The payloads will use electromagnetic, particle, and magnetic field detectors to study the photosphere, chromosphere, and the Sun’s outermost layers (the corona).
Four payloads use the unique vantage point L1 to observe the Sun directly, while the remaining three payloads conduct in-situ particle and field investigations at the Lagrange point L1. This allows for significant scientific research on the propagation of solar dynamics in the interplanetary medium.
The most important data to comprehend the issue of coronal heating, coronal mass ejection, pre-flare and flare activities and their features, dynamics of space weather, and particle and field propagation is anticipated to be provided by the Aditya L1 payloads.

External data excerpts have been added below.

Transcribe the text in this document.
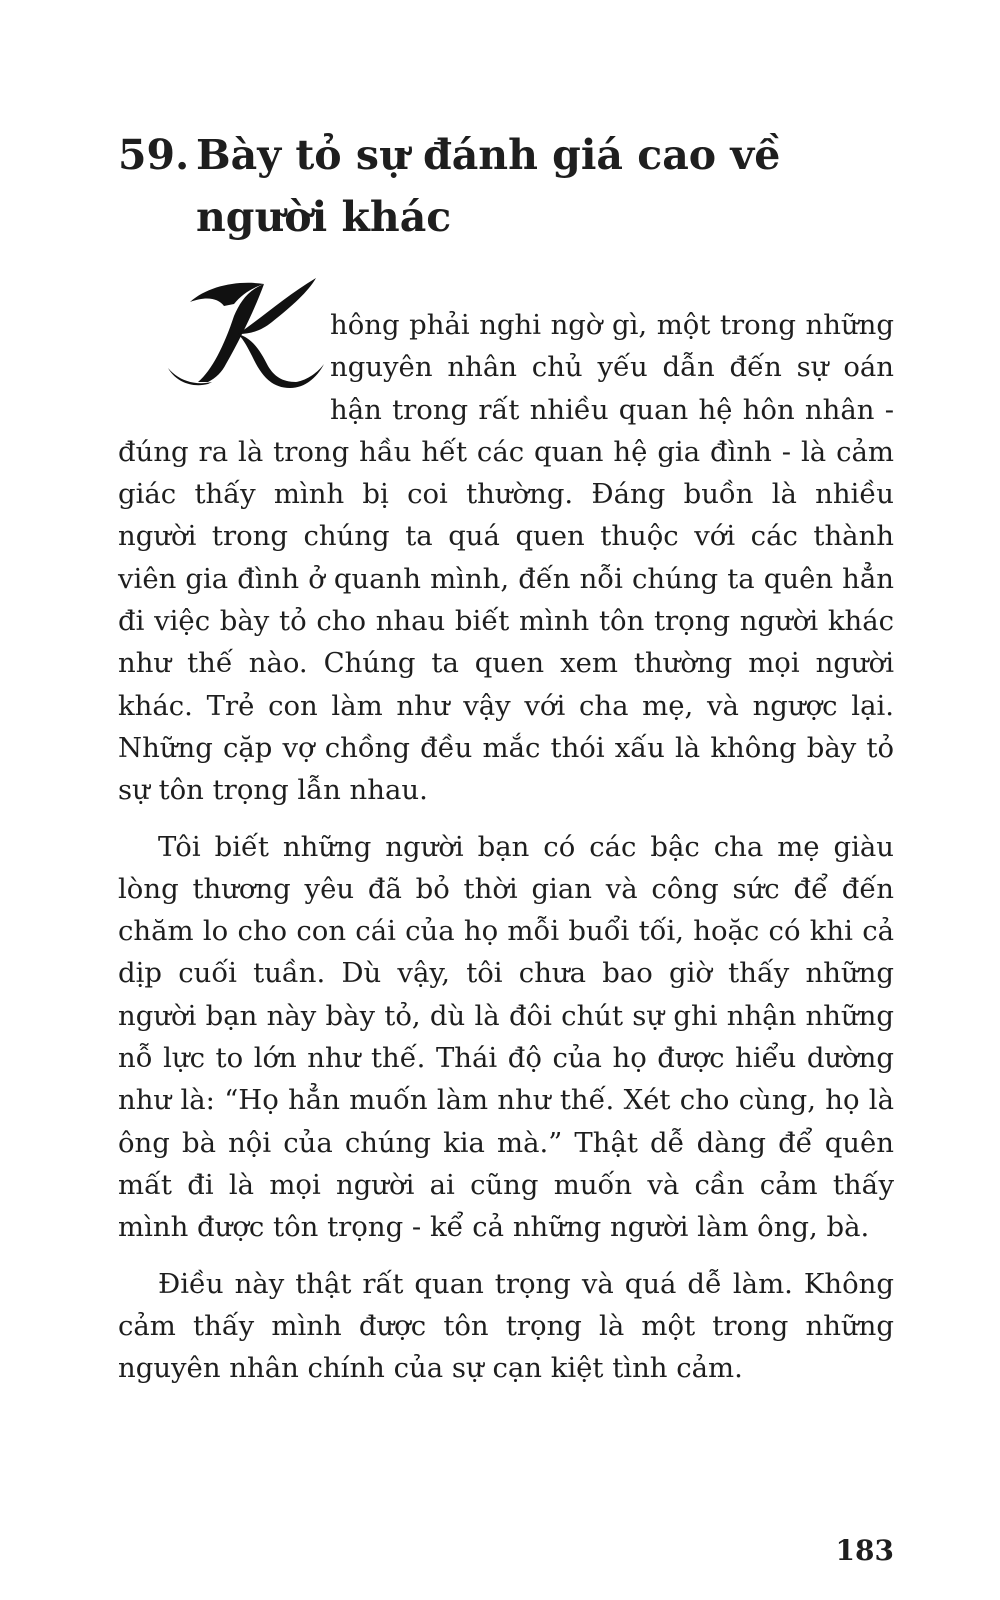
59. Bày tỏ sự đánh giá cao về
người khác

hông phải nghi ngờ gì, một trong những nguyên nhân chủ yếu dẫn đến sự oán hận trong rất nhiều quan hệ hôn nhân - đúng ra là trong hầu hết các quan hệ gia đình - là cảm giác thấy mình bị coi thường. Đáng buồn là nhiều người trong chúng ta quá quen thuộc với các thành viên gia đình ở quanh mình, đến nỗi chúng ta quên hẳn đi việc bày tỏ cho nhau biết mình tôn trọng người khác như thế nào. Chúng ta quen xem thường mọi người khác. Trẻ con làm như vậy với cha mẹ, và ngược lại. Những cặp vợ chồng đều mắc thói xấu là không bày tỏ sự tôn trọng lẫn nhau.

Tôi biết những người bạn có các bậc cha mẹ giàu lòng thương yêu đã bỏ thời gian và công sức để đến chăm lo cho con cái của họ mỗi buổi tối, hoặc có khi cả dịp cuối tuần. Dù vậy, tôi chưa bao giờ thấy những người bạn này bày tỏ, dù là đôi chút sự ghi nhận những nỗ lực to lớn như thế. Thái độ của họ được hiểu dường như là: “Họ hẳn muốn làm như thế. Xét cho cùng, họ là ông bà nội của chúng kia mà.” Thật dễ dàng để quên mất đi là mọi người ai cũng muốn và cần cảm thấy mình được tôn trọng - kể cả những người làm ông, bà.

Điều này thật rất quan trọng và quá dễ làm. Không cảm thấy mình được tôn trọng là một trong những nguyên nhân chính của sự cạn kiệt tình cảm.

183
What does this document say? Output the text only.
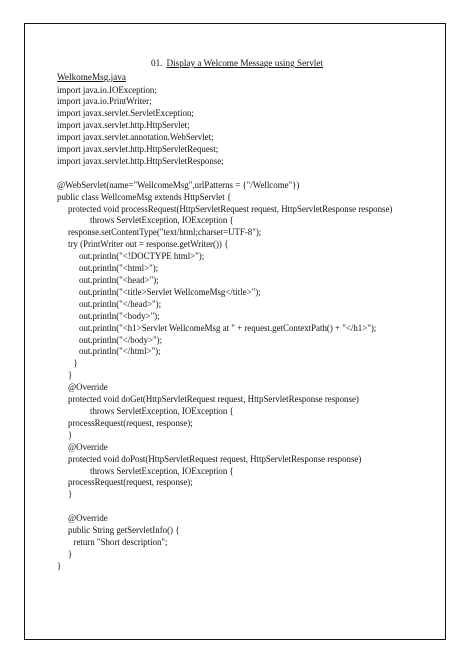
01. Display a Welcome Message using Servlet
WelkomeMsg.java
import java.io.IOException;
import java.io.PrintWriter;
import javax.servlet.ServletException;
import javax.servlet.http.HttpServlet;
import javax.servlet.annotation.WebServlet;
import javax.servlet.http.HttpServletRequest;
import javax.servlet.http.HttpServletResponse;
@WebServlet(name="WellcomeMsg",urlPatterns = {"/Wellcome"})
public class WellcomeMsg extends HttpServlet {
protected void processRequest(HttpServletRequest request, HttpServletResponse response)
throws ServletException, IOException {
response.setContentType("text/html;charset=UTF-8");
try (PrintWriter out = response.getWriter()) {
out.println("<!DOCTYPE html>");
out.println("<html>");
out.println("<head>");
out.println("<title>Servlet WellcomeMsg</title>");
out.println("</head>");
out.println("<body>");
out.println("<h1>Servlet WellcomeMsg at " + request.getContextPath() + "</h1>");
out.println("</body>");
out.println("</html>");
}
}
@Override
protected void doGet(HttpServletRequest request, HttpServletResponse response)
throws ServletException, IOException {
processRequest(request, response);
}
@Override
protected void doPost(HttpServletRequest request, HttpServletResponse response)
throws ServletException, IOException {
processRequest(request, response);
}
@Override
public String getServletInfo() {
return "Short description";
}
}
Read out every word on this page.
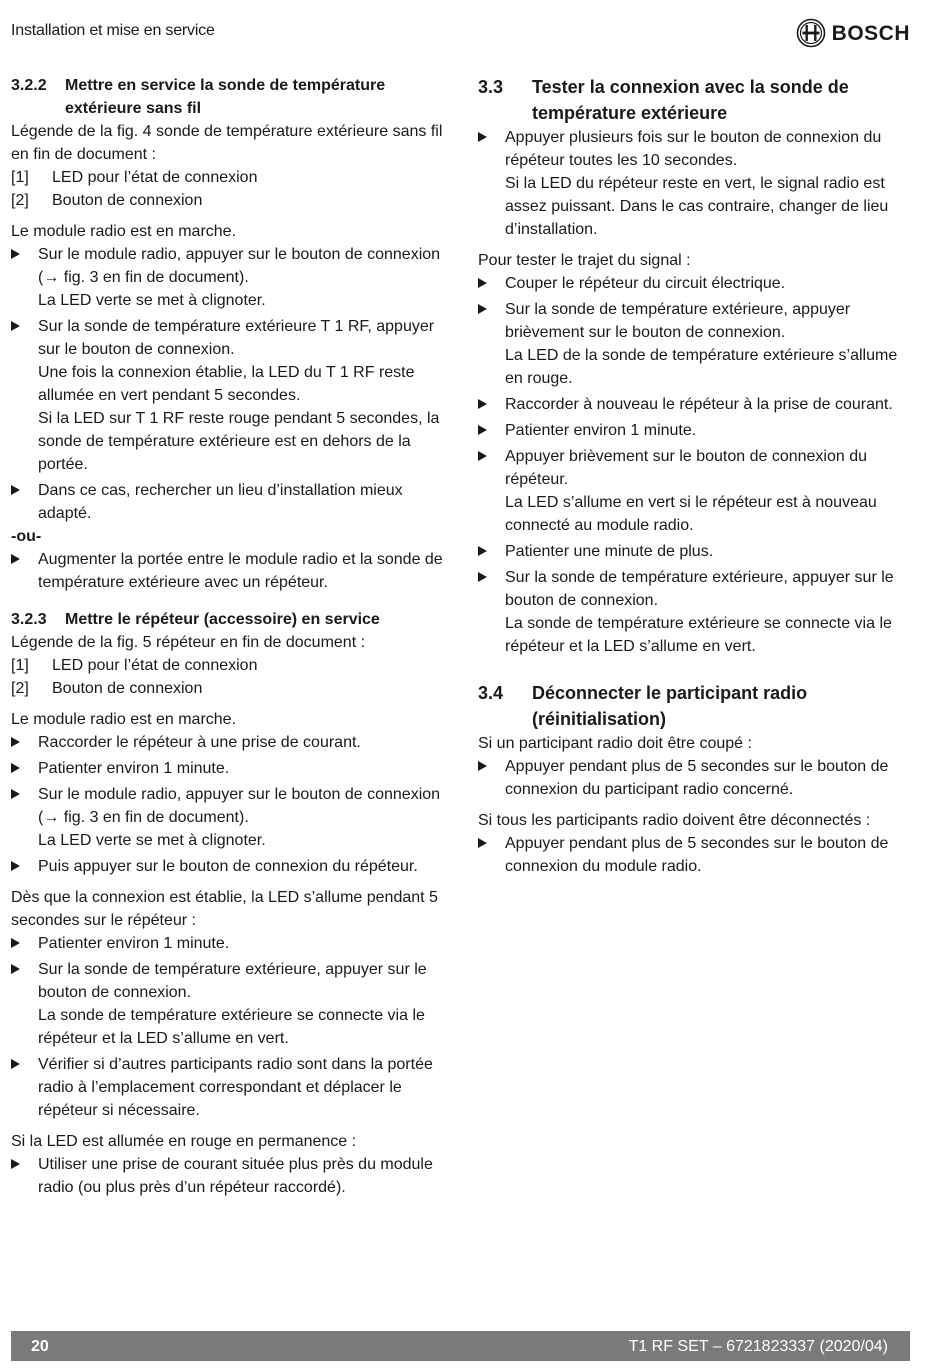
Installation et mise en service	BOSCH
3.2.2	Mettre en service la sonde de température extérieure sans fil

Légende de la fig. 4 sonde de température extérieure sans fil en fin de document :

[1]	LED pour l’état de connexion
[2]	Bouton de connexion

Le module radio est en marche.

Sur le module radio, appuyer sur le bouton de connexion (→ fig. 3 en fin de document).
La LED verte se met à clignoter.
Sur la sonde de température extérieure T 1 RF, appuyer sur le bouton de connexion.
Une fois la connexion établie, la LED du T 1 RF reste allumée en vert pendant 5 secondes.
Si la LED sur T 1 RF reste rouge pendant 5 secondes, la sonde de température extérieure est en dehors de la portée.
Dans ce cas, rechercher un lieu d’installation mieux adapté.

-ou-

Augmenter la portée entre le module radio et la sonde de température extérieure avec un répéteur.
3.2.3	Mettre le répéteur (accessoire) en service

Légende de la fig. 5 répéteur en fin de document :

[1]	LED pour l’état de connexion
[2]	Bouton de connexion

Le module radio est en marche.

Raccorder le répéteur à une prise de courant.
Patienter environ 1 minute.
Sur le module radio, appuyer sur le bouton de connexion (→ fig. 3 en fin de document).
La LED verte se met à clignoter.
Puis appuyer sur le bouton de connexion du répéteur.

Dès que la connexion est établie, la LED s’allume pendant 5 secondes sur le répéteur :

Patienter environ 1 minute.
Sur la sonde de température extérieure, appuyer sur le bouton de connexion.
La sonde de température extérieure se connecte via le répéteur et la LED s’allume en vert.
Vérifier si d’autres participants radio sont dans la portée radio à l’emplacement correspondant et déplacer le répéteur si nécessaire.

Si la LED est allumée en rouge en permanence :

Utiliser une prise de courant située plus près du module radio (ou plus près d’un répéteur raccordé).
3.3	Tester la connexion avec la sonde de température extérieure
Appuyer plusieurs fois sur le bouton de connexion du répéteur toutes les 10 secondes.
Si la LED du répéteur reste en vert, le signal radio est assez puissant. Dans le cas contraire, changer de lieu d’installation.

Pour tester le trajet du signal :

Couper le répéteur du circuit électrique.
Sur la sonde de température extérieure, appuyer brièvement sur le bouton de connexion.
La LED de la sonde de température extérieure s’allume en rouge.
Raccorder à nouveau le répéteur à la prise de courant.
Patienter environ 1 minute.
Appuyer brièvement sur le bouton de connexion du répéteur.
La LED s’allume en vert si le répéteur est à nouveau connecté au module radio.
Patienter une minute de plus.
Sur la sonde de température extérieure, appuyer sur le bouton de connexion.
La sonde de température extérieure se connecte via le répéteur et la LED s’allume en vert.
3.4	Déconnecter le participant radio (réinitialisation)

Si un participant radio doit être coupé :

Appuyer pendant plus de 5 secondes sur le bouton de connexion du participant radio concerné.

Si tous les participants radio doivent être déconnectés :

Appuyer pendant plus de 5 secondes sur le bouton de connexion du module radio.
20	T1 RF SET – 6721823337 (2020/04)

A tiny object prefers to stay at one of five Lagrangian points (or parking zones) between the Earth and the Sun, according to experts. The Italian-French mathematician Joseph-Louis Lagrange is honoured with the name of the Lagrange Points for his prize-winning article, “Essai sur le Problème des Trois Corps, 1772.”
Spacecraft can use these locations in space to stay there for longer periods of time while using less fuel. The gravitational attraction of the sun and the earth, which are at a Lagrange point, equals the centripetal force required for a tiny object to move with them.